In the light of so much controversy recently surrounding the alleged use of performance enhancers by pro athletes, including the use of Human Growth Hormone, you may wonder why this substance is banned in all pro sports. After all, it may seem confusing when a substance naturally produced by the body is considered an illegal drug by sports organizations. Especially since Major League Baseball’s recent sanctions against almost 20 baseball players found to be using HGH with other performance enhancers were so harsh, it may be helpful to understand why most anti-doping and professional sports organizations have taken the stance against HGH that is now playing out on the world stage.
Although human growth hormone is naturally secreted by the pituitary gland in order to help bones grow and to promote the production of “insulin like growth factor” (IGF-1) for bone, muscle, and organ growth, as many of us know, this production slows down as we age. Some experts estimate that the body reduces its production of HGH by 1-2% per year after puberty is complete. As the levels drop, a whole host of changes can occur in the body, including a loss of lean muscle mass, an increase in body fat, especially in the waist area, aging of the skin, and bones that lose their density. For athletes, especially those at the elite levels of their sports, these changes can be detrimental or even career-ending.
In order to boost HGH levels in the body and reverse the damage that has been done by decreasing HGH levels, many athletes began turning to a synthetic form of HGH that needed to be injected into the body, since an HGH pill would be made useless by stomach acid. Word of mouth testimony about the many benefits of human growth hormone, from its ability to speed up healing from injuries, to the way it can help build lean muscle mass, reduce fat and promote health and vitality, was very convincing to athletes facing health issues or injuries. Many athletes also began to combine HGH with other illegal substances, such as testosterone or steroids, because it seemed to act as a boost for those substances. Suddenly, athletes who took HGH had an advantage over athletes who did not use performance enhancing substances, a big no-no in the competitive sports realm, where players are supposed to be matched in skill and talent, and not pitted against players who had an “unnatural” advantage.
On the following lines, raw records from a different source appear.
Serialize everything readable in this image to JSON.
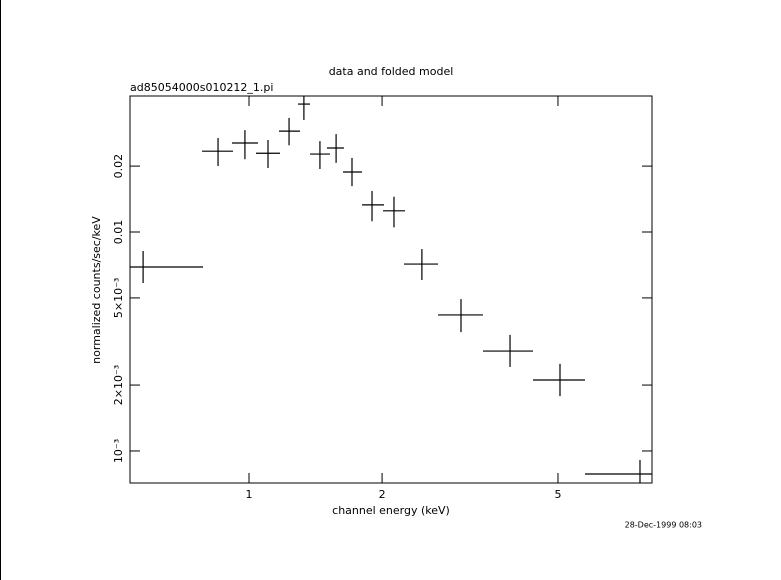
{
  "chart_data": {
    "type": "scatter",
    "title": "data and folded model",
    "subtitle": "ad85054000s010212_1.pi",
    "xlabel": "channel energy (keV)",
    "ylabel": "normalized counts/sec/keV",
    "timestamp": "28-Dec-1999 08:03",
    "xscale": "log",
    "yscale": "log",
    "color": "#000000",
    "xlim": [
      0.538,
      8.16
    ],
    "ylim": [
      0.000714,
      0.0418
    ],
    "xticks": [
      1,
      2,
      5
    ],
    "yticks": [
      {
        "value": 0.001,
        "label": "10⁻³"
      },
      {
        "value": 0.002,
        "label": "2×10⁻³"
      },
      {
        "value": 0.005,
        "label": "5×10⁻³"
      },
      0.01,
      0.02
    ],
    "x": [
      0.576,
      0.851,
      0.979,
      1.104,
      1.232,
      1.331,
      1.447,
      1.574,
      1.71,
      1.898,
      2.128,
      2.461,
      3.017,
      3.895,
      5.053,
      7.665
    ],
    "x_low": [
      0.538,
      0.783,
      0.915,
      1.037,
      1.169,
      1.291,
      1.374,
      1.501,
      1.632,
      1.802,
      2.01,
      2.242,
      2.677,
      3.383,
      4.39,
      5.756
    ],
    "x_high": [
      0.787,
      0.92,
      1.048,
      1.175,
      1.304,
      1.374,
      1.525,
      1.64,
      1.802,
      2.02,
      2.254,
      2.677,
      3.383,
      4.39,
      5.756,
      8.16
    ],
    "values": [
      0.00692,
      0.0234,
      0.0255,
      0.0229,
      0.0289,
      0.0384,
      0.0227,
      0.0242,
      0.0188,
      0.0133,
      0.0125,
      0.00714,
      0.00418,
      0.00286,
      0.00211,
      0.000785
    ],
    "y_low": [
      0.00585,
      0.02,
      0.0215,
      0.0196,
      0.0249,
      0.0325,
      0.0194,
      0.0207,
      0.0162,
      0.0112,
      0.0105,
      0.00604,
      0.00349,
      0.00242,
      0.00178,
      0.00065
    ],
    "y_high": [
      0.00819,
      0.0269,
      0.0292,
      0.0263,
      0.0332,
      0.0418,
      0.026,
      0.028,
      0.0218,
      0.0154,
      0.0145,
      0.00836,
      0.00494,
      0.00339,
      0.0025,
      0.00091
    ]
  }
}
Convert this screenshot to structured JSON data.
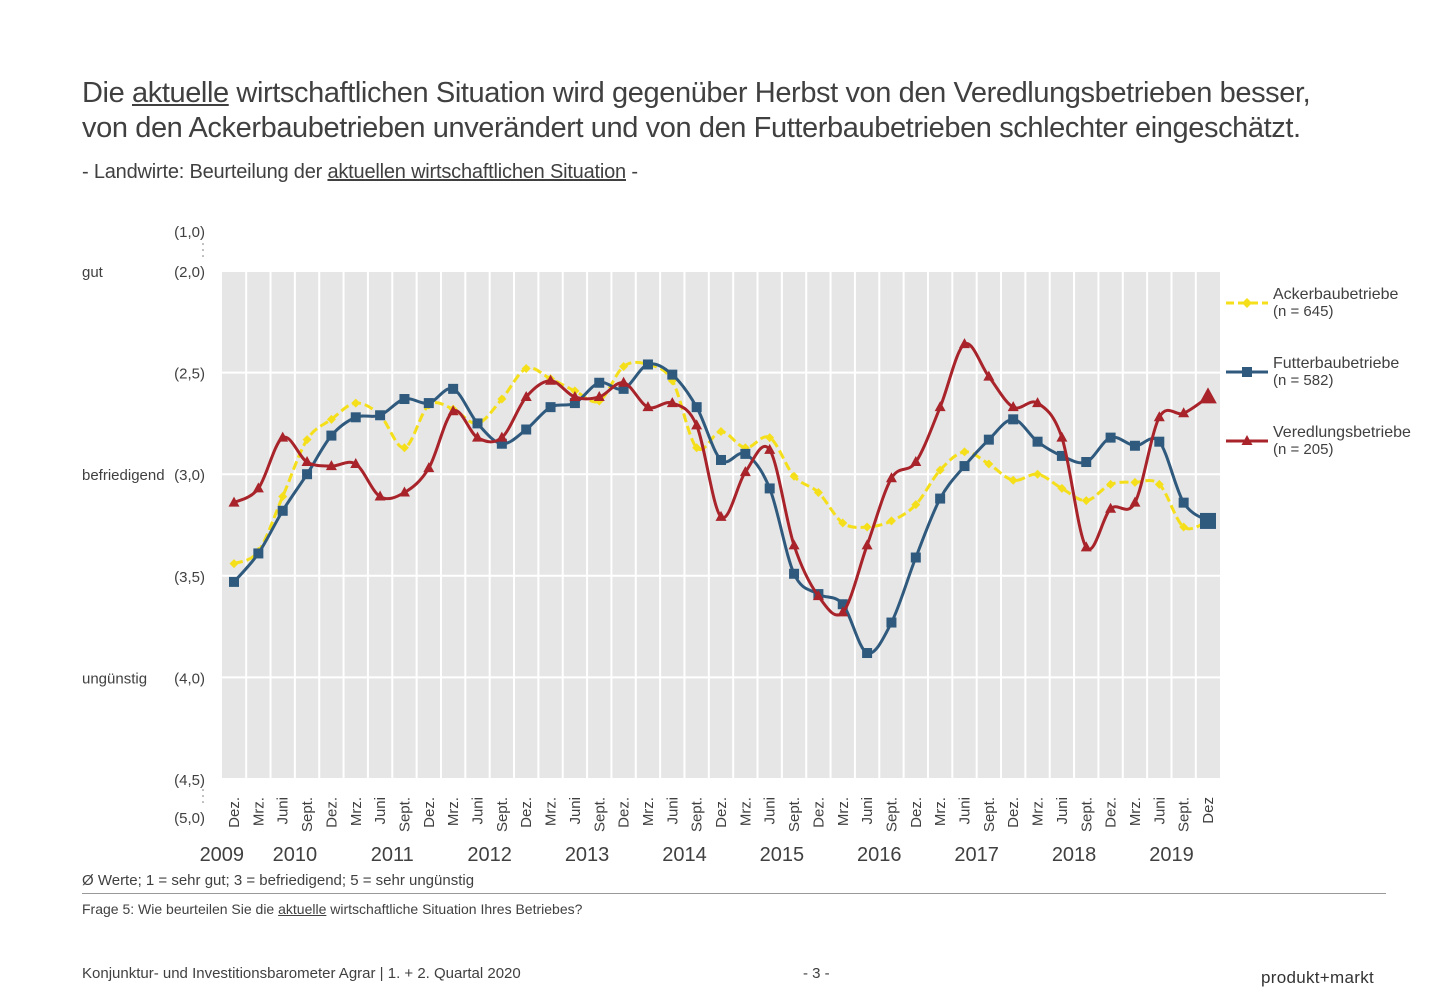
{
  "title": {
    "prefix": "Die ",
    "underlined": "aktuelle",
    "rest": " wirtschaftlichen Situation wird gegenüber Herbst von den Veredlungsbetrieben besser,",
    "line2": "von den Ackerbaubetrieben unverändert und von den Futterbaubetrieben schlechter eingeschätzt."
  },
  "subtitle": {
    "prefix": "- Landwirte: Beurteilung der ",
    "underlined": "aktuellen wirtschaftlichen Situation",
    "suffix": " -"
  },
  "note": "Ø Werte; 1 = sehr gut; 3 = befriedigend; 5 = sehr ungünstig",
  "question": {
    "prefix": "Frage 5: Wie beurteilen Sie die ",
    "underlined": "aktuelle",
    "suffix": " wirtschaftliche Situation Ihres Betriebes?"
  },
  "footer": {
    "left": "Konjunktur- und Investitionsbarometer Agrar | 1. + 2. Quartal 2020",
    "page": "- 3 -",
    "brand": "produkt+markt"
  },
  "chart_data": {
    "type": "line",
    "categories": [
      "Dez.",
      "Mrz.",
      "Juni",
      "Sept.",
      "Dez.",
      "Mrz.",
      "Juni",
      "Sept.",
      "Dez.",
      "Mrz.",
      "Juni",
      "Sept.",
      "Dez.",
      "Mrz.",
      "Juni",
      "Sept.",
      "Dez.",
      "Mrz.",
      "Juni",
      "Sept.",
      "Dez.",
      "Mrz.",
      "Juni",
      "Sept.",
      "Dez.",
      "Mrz.",
      "Juni",
      "Sept.",
      "Dez.",
      "Mrz.",
      "Juni",
      "Sept.",
      "Dez.",
      "Mrz.",
      "Juni",
      "Sept.",
      "Dez.",
      "Mrz.",
      "Juni",
      "Sept.",
      "Dez"
    ],
    "years": [
      "2009",
      "2010",
      "2011",
      "2012",
      "2013",
      "2014",
      "2015",
      "2016",
      "2017",
      "2018",
      "2019"
    ],
    "ylim": [
      2.0,
      4.5
    ],
    "y_reversed": true,
    "yticks": [
      {
        "value": 2.0,
        "label": "(2,0)"
      },
      {
        "value": 2.5,
        "label": "(2,5)"
      },
      {
        "value": 3.0,
        "label": "(3,0)"
      },
      {
        "value": 3.5,
        "label": "(3,5)"
      },
      {
        "value": 4.0,
        "label": "(4,0)"
      },
      {
        "value": 4.5,
        "label": "(4,5)"
      }
    ],
    "y_break_labels": [
      "(1,0)",
      "(5,0)"
    ],
    "rating_labels": [
      {
        "value": 2.0,
        "label": "gut"
      },
      {
        "value": 3.0,
        "label": "befriedigend"
      },
      {
        "value": 4.0,
        "label": "ungünstig"
      }
    ],
    "grid": true,
    "legend": "right",
    "series": [
      {
        "name": "Ackerbaubetriebe",
        "sample": "(n = 645)",
        "color": "#f5df1b",
        "marker": "diamond",
        "dashed": true,
        "values": [
          3.44,
          3.38,
          3.11,
          2.83,
          2.73,
          2.65,
          2.71,
          2.87,
          2.66,
          2.68,
          2.75,
          2.63,
          2.48,
          2.53,
          2.59,
          2.64,
          2.47,
          2.46,
          2.54,
          2.87,
          2.79,
          2.87,
          2.82,
          3.01,
          3.09,
          3.24,
          3.26,
          3.23,
          3.15,
          2.98,
          2.89,
          2.95,
          3.03,
          3.0,
          3.07,
          3.13,
          3.05,
          3.04,
          3.05,
          3.26,
          3.23
        ]
      },
      {
        "name": "Futterbaubetriebe",
        "sample": "(n = 582)",
        "color": "#2f5a7e",
        "marker": "square",
        "dashed": false,
        "values": [
          3.53,
          3.39,
          3.18,
          3.0,
          2.81,
          2.72,
          2.71,
          2.63,
          2.65,
          2.58,
          2.75,
          2.85,
          2.78,
          2.67,
          2.65,
          2.55,
          2.58,
          2.46,
          2.51,
          2.67,
          2.93,
          2.9,
          3.07,
          3.49,
          3.59,
          3.64,
          3.88,
          3.73,
          3.41,
          3.12,
          2.96,
          2.83,
          2.73,
          2.84,
          2.91,
          2.94,
          2.82,
          2.86,
          2.84,
          3.14,
          3.23
        ]
      },
      {
        "name": "Veredlungsbetriebe",
        "sample": "(n = 205)",
        "color": "#a8232a",
        "marker": "triangle",
        "dashed": false,
        "values": [
          3.14,
          3.07,
          2.82,
          2.94,
          2.96,
          2.95,
          3.11,
          3.09,
          2.97,
          2.69,
          2.82,
          2.82,
          2.62,
          2.54,
          2.62,
          2.62,
          2.55,
          2.67,
          2.65,
          2.76,
          3.21,
          2.99,
          2.88,
          3.35,
          3.6,
          3.68,
          3.35,
          3.02,
          2.94,
          2.67,
          2.36,
          2.52,
          2.67,
          2.65,
          2.82,
          3.36,
          3.17,
          3.14,
          2.72,
          2.7,
          2.62
        ]
      }
    ]
  }
}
In order to ensure some players were not using HGH to boost their performance unfairly, drug testing organizations developed a test to detect HGH, first used at the 2004 Olympic Games. Since a urine test cannot accurately determine if there are above-normal levels of HGH, the test is a blood test. A blood test is also a better testing choice since it can guard against false readings due to the fact that people already have HGH in their bodies naturally. The HGH test actually tests the ratio of different types of HGH, and a ratio that is out-of-whack will show the athlete injected themselves with synthetic HGH. Since so many players heard stories about the restorative and beneficial properties of HGH, and since there has actually been a study that shows HGH improves athletic performance in sprint capacity by 4% when used alone and 8% when combined with testosterone in men, it’s easy to see why HGH would seem very attractive.
Because HGH is shown to give athletes an advantage over their counterparts who aren’t using it, and because many athletes combine their use of HGH with other illegal substances, it is a banned substance in football, baseball, golf, the Olympics, and most other professional sports. It was also on the World-Anti-Doping Agency’s banned substances list, although there is some grey area there in light of the recent controversies regarding HGH in skiing and in pro golf.
So there you have it, the story of how a substance produced naturally in the body, and useful for maintaining health and vitality in natural forms as we age, such as with Deer Antler Spray, became one of the most controversial substances in pro sports today. Athletes who are paid to play professional sports will have to really decide if their desire to have that slight competitive edge is worth the consequences faced by Alex Rodriguez, Mark McGuire, Ryan Braun, Vijay Singh, Barry Bonds, and so many other athletes whose names are now associated with cheating rather than winning.